Texas vaccine exemption surge hits July amid policy shifts and budget cuts
Texas school districts are returning from summer with a sharp rise in requests for vaccine exemption forms. The Texas Department of State Health Services reported 17,197 exemption requests in July, a 36% rise from July 2023, and the number of children covered by those forms grew to 30,596 in July 2025 from 23,231 in July 2023. A Sept 1 law will allow the exemption form to be downloaded rather than mailed, a change public health experts say could widen access to exemptions while potentially weakening herd immunity. Funding cuts to public vaccination programs and the chilling effects of immigration policy are cited as factors limiting routine vaccination.
Vaccination rates among Texas kindergarteners hover around 93%, but pockets of lower coverage exist. In the Austin district, 79.6% of kindergartners were up to date on MMR in 2024-25, and Gaines County reported 77% in the same period, showing local gaps that can leave communities vulnerable to outbreaks. Texas also leads the nation in the number of unvaccinated kindergartners for measles. Public health visits to summer vaccination clinics have declined, a trend linked to concerns about immigration enforcement and reduced federal funding that supported larger immunization staffs. Local health departments report that staffing cuts are narrowing capacity for clinics and that school nurses face heavier workloads, especially in record-keeping and chasing vaccination records.
Key Takeaways
"There is a problem - period - that is worse than we have known about previously"
Terri Burke, Immunization Partnership executive director, on the broader risk
"Militant about vaccine paperwork simply makes no sense"
Rebecca Hardy, Texans for Vaccine Choice
"If somebody really has a strong conviction, great"
Lana Scully, Waco school nurse
"This past year was the worst year I’ve ever had in school nursing"
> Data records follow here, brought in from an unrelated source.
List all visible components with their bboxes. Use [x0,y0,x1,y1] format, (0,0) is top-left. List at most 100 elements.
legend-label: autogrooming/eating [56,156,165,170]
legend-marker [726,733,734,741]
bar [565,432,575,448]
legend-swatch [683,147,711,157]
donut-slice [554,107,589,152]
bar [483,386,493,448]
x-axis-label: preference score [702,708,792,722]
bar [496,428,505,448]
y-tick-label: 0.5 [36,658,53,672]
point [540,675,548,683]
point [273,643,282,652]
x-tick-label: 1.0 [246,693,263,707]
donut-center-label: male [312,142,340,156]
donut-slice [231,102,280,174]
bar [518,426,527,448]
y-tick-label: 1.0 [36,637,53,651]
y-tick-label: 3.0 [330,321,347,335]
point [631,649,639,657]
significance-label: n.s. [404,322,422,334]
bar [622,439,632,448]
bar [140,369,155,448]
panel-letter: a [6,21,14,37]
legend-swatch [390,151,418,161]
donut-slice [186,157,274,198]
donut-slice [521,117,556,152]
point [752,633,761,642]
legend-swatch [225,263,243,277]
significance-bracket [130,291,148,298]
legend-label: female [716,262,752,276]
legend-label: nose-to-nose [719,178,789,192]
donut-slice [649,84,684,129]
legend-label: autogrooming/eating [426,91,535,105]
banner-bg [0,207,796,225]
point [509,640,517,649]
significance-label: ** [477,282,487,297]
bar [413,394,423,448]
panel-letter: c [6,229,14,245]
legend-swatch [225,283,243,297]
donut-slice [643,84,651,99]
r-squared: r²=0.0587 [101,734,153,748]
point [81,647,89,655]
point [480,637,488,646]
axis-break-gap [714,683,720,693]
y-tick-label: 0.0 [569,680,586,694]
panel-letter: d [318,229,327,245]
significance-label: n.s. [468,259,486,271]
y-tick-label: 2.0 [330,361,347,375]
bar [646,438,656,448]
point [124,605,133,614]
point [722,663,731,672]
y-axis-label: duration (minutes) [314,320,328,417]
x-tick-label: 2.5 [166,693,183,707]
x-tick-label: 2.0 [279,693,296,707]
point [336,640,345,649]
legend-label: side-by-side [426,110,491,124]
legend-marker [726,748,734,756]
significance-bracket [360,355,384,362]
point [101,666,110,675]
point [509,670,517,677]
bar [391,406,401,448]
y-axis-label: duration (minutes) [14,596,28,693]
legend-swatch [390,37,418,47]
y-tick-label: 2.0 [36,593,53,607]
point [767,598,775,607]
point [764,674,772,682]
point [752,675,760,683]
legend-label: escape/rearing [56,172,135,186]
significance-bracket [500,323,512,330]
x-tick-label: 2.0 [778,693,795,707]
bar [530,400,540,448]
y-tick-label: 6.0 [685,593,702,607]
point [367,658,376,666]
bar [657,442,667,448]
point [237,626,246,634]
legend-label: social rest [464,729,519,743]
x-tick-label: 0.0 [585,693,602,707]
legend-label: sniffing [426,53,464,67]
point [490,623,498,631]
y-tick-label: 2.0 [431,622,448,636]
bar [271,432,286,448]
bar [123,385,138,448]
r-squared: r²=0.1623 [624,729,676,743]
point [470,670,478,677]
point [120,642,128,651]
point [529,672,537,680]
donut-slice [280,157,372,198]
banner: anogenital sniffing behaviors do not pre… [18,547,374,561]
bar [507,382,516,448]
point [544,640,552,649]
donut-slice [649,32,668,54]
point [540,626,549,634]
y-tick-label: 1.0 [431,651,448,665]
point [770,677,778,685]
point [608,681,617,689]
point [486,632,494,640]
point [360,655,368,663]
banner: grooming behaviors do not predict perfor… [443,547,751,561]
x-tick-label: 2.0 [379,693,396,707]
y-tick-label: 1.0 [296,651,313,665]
Chanthini Thomas, Bellaire High School nurse
The data point to a clash between parental choice and public health aims. Expanding access to exemption forms may be politically popular but it runs against the goal of protecting all students in classrooms. Budget pressures and policy shifts ripple through health systems, affecting how clinics operate and how nurses manage records.
Beyond the numbers, the piece shows a fragile safety net. Fewer nurses and smaller immunization teams, coupled with reduced funding, increase the risk of missed vaccinations and create incentives for districts to forgo strict enforcement. The challenge now is to balance respect for families with the need to shield children from preventable diseases while sustaining schools as places of learning, not clinics.
Highlights
- Militant about vaccine paperwork makes no sense
- If somebody really has a strong conviction, great
- There are two inconveniences of it, well, actually three
- This past year was the worst year I’ve ever had in school nursing
Budget and policy risks to Texas vaccination efforts
Budget cuts and policy shifts raise concerns that herd immunity could weaken and school health services may shrink further. The changes also invite political backlash and uneven protection across districts.
Public health is a shared responsibility that tests the capacity of schools to protect students.